Konu namus meselesi... Marquez işlenen bir cinayetten öte, bir toplumun cinayete karşı bakış açısını ve tutumunu yansıtıyor. Eleştirilen iki temel toplumsal konu var. Birincisi Vicario kardeşlerin, namuslarını kirlettiği düşüncesiyle Santiago Nasar'ı öldürürken gurur içinde olmaları, göğüslerini gererek gerekeni yaptıklarını düşünmeleri ve toplumun bunu doğru, gerekli kabul etmesi, cinayete müdahale etmemesi. Cinayeti işleyen ikiz kardeşlerin ve içinde yaşadıkları toplumun konuya yaklaşımını şu alıntıda görebilirsiniz.
《"Onu bilinçli olarak öldürdük," demişti Pedro Vicario, "ama biz masumuz."
"Belki Tanrı katında öylesinizdir," demişti Peder Amador.

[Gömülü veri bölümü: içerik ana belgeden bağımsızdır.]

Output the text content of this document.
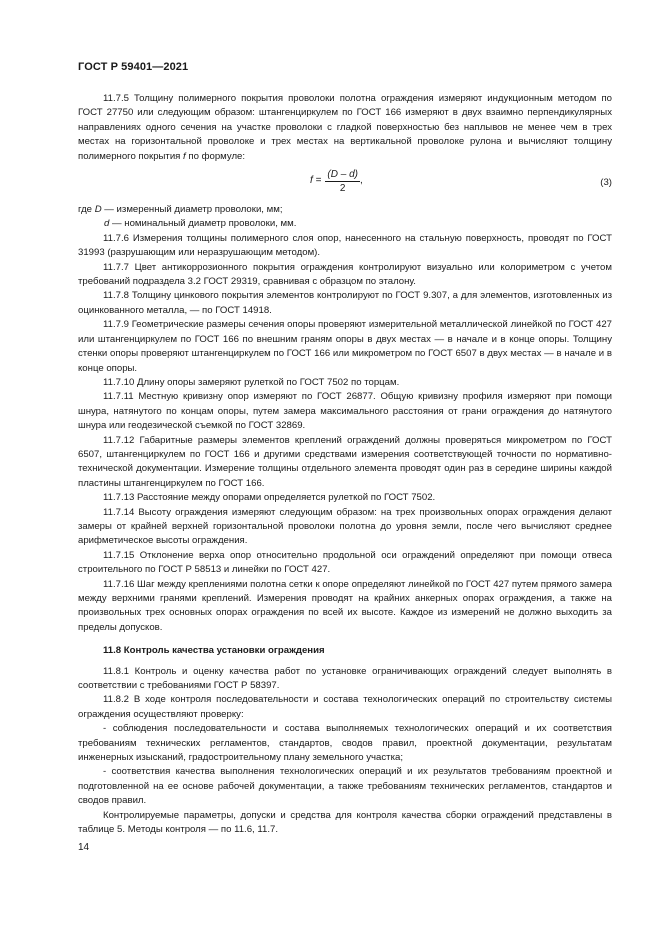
ГОСТ Р 59401—2021

11.7.5 Толщину полимерного покрытия проволоки полотна ограждения измеряют индукционным методом по ГОСТ 27750 или следующим образом: штангенциркулем по ГОСТ 166 измеряют в двух взаимно перпендикулярных направлениях одного сечения на участке проволоки с гладкой поверхностью без наплывов не менее чем в трех местах на горизонтальной проволоке и трех местах на вертикальной проволоке рулона и вычисляют толщину полимерного покрытия f по формуле:

$f = \frac{(D - d)}{2}$ ,	(3)

где D — измеренный диаметр проволоки, мм;

d — номинальный диаметр проволоки, мм.

11.7.6 Измерения толщины полимерного слоя опор, нанесенного на стальную поверхность, проводят по ГОСТ 31993 (разрушающим или неразрушающим методом).

11.7.7 Цвет антикоррозионного покрытия ограждения контролируют визуально или колориметром с учетом требований подраздела 3.2 ГОСТ 29319, сравнивая с образцом по эталону.

11.7.8 Толщину цинкового покрытия элементов контролируют по ГОСТ 9.307, а для элементов, изготовленных из оцинкованного металла, — по ГОСТ 14918.

11.7.9 Геометрические размеры сечения опоры проверяют измерительной металлической линейкой по ГОСТ 427 или штангенциркулем по ГОСТ 166 по внешним граням опоры в двух местах — в начале и в конце опоры. Толщину стенки опоры проверяют штангенциркулем по ГОСТ 166 или микрометром по ГОСТ 6507 в двух местах — в начале и в конце опоры.

11.7.10 Длину опоры замеряют рулеткой по ГОСТ 7502 по торцам.

11.7.11 Местную кривизну опор измеряют по ГОСТ 26877. Общую кривизну профиля измеряют при помощи шнура, натянутого по концам опоры, путем замера максимального расстояния от грани ограждения до натянутого шнура или геодезической съемкой по ГОСТ 32869.

11.7.12 Габаритные размеры элементов креплений ограждений должны проверяться микрометром по ГОСТ 6507, штангенциркулем по ГОСТ 166 и другими средствами измерения соответствующей точности по нормативно-технической документации. Измерение толщины отдельного элемента проводят один раз в середине ширины каждой пластины штангенциркулем по ГОСТ 166.

11.7.13 Расстояние между опорами определяется рулеткой по ГОСТ 7502.

11.7.14 Высоту ограждения измеряют следующим образом: на трех произвольных опорах ограждения делают замеры от крайней верхней горизонтальной проволоки полотна до уровня земли, после чего вычисляют среднее арифметическое высоты ограждения.

11.7.15 Отклонение верха опор относительно продольной оси ограждений определяют при помощи отвеса строительного по ГОСТ Р 58513 и линейки по ГОСТ 427.

11.7.16 Шаг между креплениями полотна сетки к опоре определяют линейкой по ГОСТ 427 путем прямого замера между верхними гранями креплений. Измерения проводят на крайних анкерных опорах ограждения, а также на произвольных трех основных опорах ограждения по всей их высоте. Каждое из измерений не должно выходить за пределы допусков.

11.8 Контроль качества установки ограждения

11.8.1 Контроль и оценку качества работ по установке ограничивающих ограждений следует выполнять в соответствии с требованиями ГОСТ Р 58397.

11.8.2 В ходе контроля последовательности и состава технологических операций по строительству системы ограждения осуществляют проверку:

- соблюдения последовательности и состава выполняемых технологических операций и их соответствия требованиям технических регламентов, стандартов, сводов правил, проектной документации, результатам инженерных изысканий, градостроительному плану земельного участка;

- соответствия качества выполнения технологических операций и их результатов требованиям проектной и подготовленной на ее основе рабочей документации, а также требованиям технических регламентов, стандартов и сводов правил.

Контролируемые параметры, допуски и средства для контроля качества сборки ограждений представлены в таблице 5. Методы контроля — по 11.6, 11.7.

14
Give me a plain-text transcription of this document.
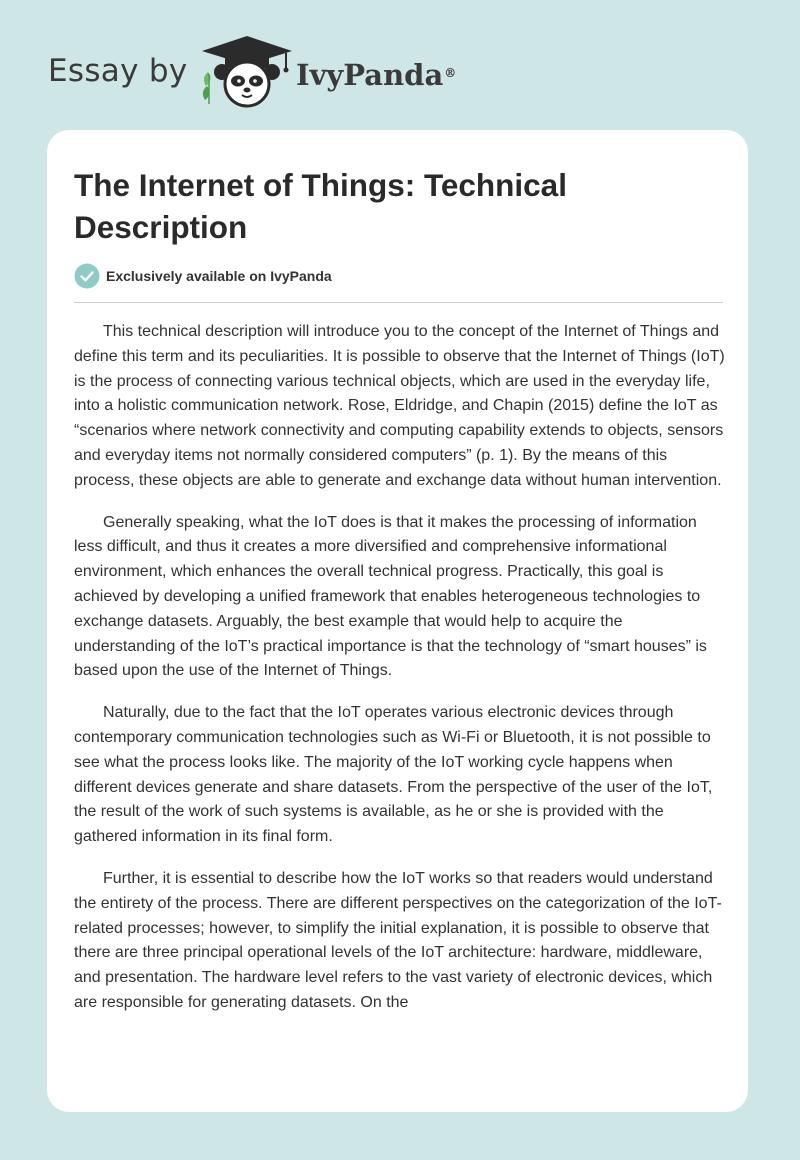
Essay by	IvyPanda®
The Internet of Things: Technical Description
Exclusively available on IvyPanda

This technical description will introduce you to the concept of the Internet of Things and define this term and its peculiarities. It is possible to observe that the Internet of Things (IoT) is the process of connecting various technical objects, which are used in the everyday life, into a holistic communication network. Rose, Eldridge, and Chapin (2015) define the IoT as “scenarios where network connectivity and computing capability extends to objects, sensors and everyday items not normally considered computers” (p. 1). By the means of this process, these objects are able to generate and exchange data without human intervention.

Generally speaking, what the IoT does is that it makes the processing of information less difficult, and thus it creates a more diversified and comprehensive informational environment, which enhances the overall technical progress. Practically, this goal is achieved by developing a unified framework that enables heterogeneous technologies to exchange datasets. Arguably, the best example that would help to acquire the understanding of the IoT’s practical importance is that the technology of “smart houses” is based upon the use of the Internet of Things.

Naturally, due to the fact that the IoT operates various electronic devices through contemporary communication technologies such as Wi-Fi or Bluetooth, it is not possible to see what the process looks like. The majority of the IoT working cycle happens when different devices generate and share datasets. From the perspective of the user of the IoT, the result of the work of such systems is available, as he or she is provided with the gathered information in its final form.

Further, it is essential to describe how the IoT works so that readers would understand the entirety of the process. There are different perspectives on the categorization of the IoT-related processes; however, to simplify the initial explanation, it is possible to observe that there are three principal operational levels of the IoT architecture: hardware, middleware, and presentation. The hardware level refers to the vast variety of electronic devices, which are responsible for generating datasets. On the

"Tanrı katında da, insanların gözünde de," demişti Pablo Vicario da. "Bu bir namus sorunuydu."》
Bu durum bizim toplumumuzdaki bakış açısına da fazlasıyla benziyor.
Eleştirilen ikinci önemli husus ise, toplum içerisinde, adı kötüye çıkmış, kötü anılan bir insana karşı oluşturulan "önyargı" durumu. Toplum böyle insanlara her kötülüğü yakıştırır, o insanda farklı kötülükler yapacak bir potansiyel görür. Neticede o yapmasa bile, toplum yaptı der. Bana göre kitabın en çarpıcı cümlesi de yine bu önyargıyla ilgilidir.
《Bana bir önyargı verin, dünyayı yerinden oynatayım.》
Marquez bu olayı anlatırken toplumdaki etnik ayrışma üzerinde de kısmen duruyor. Şahsen Marquez'in Yüzyıllık Yalnızlık eserini daha çok beğendiğimi belirtiyor, iyi okumalar diliyorum.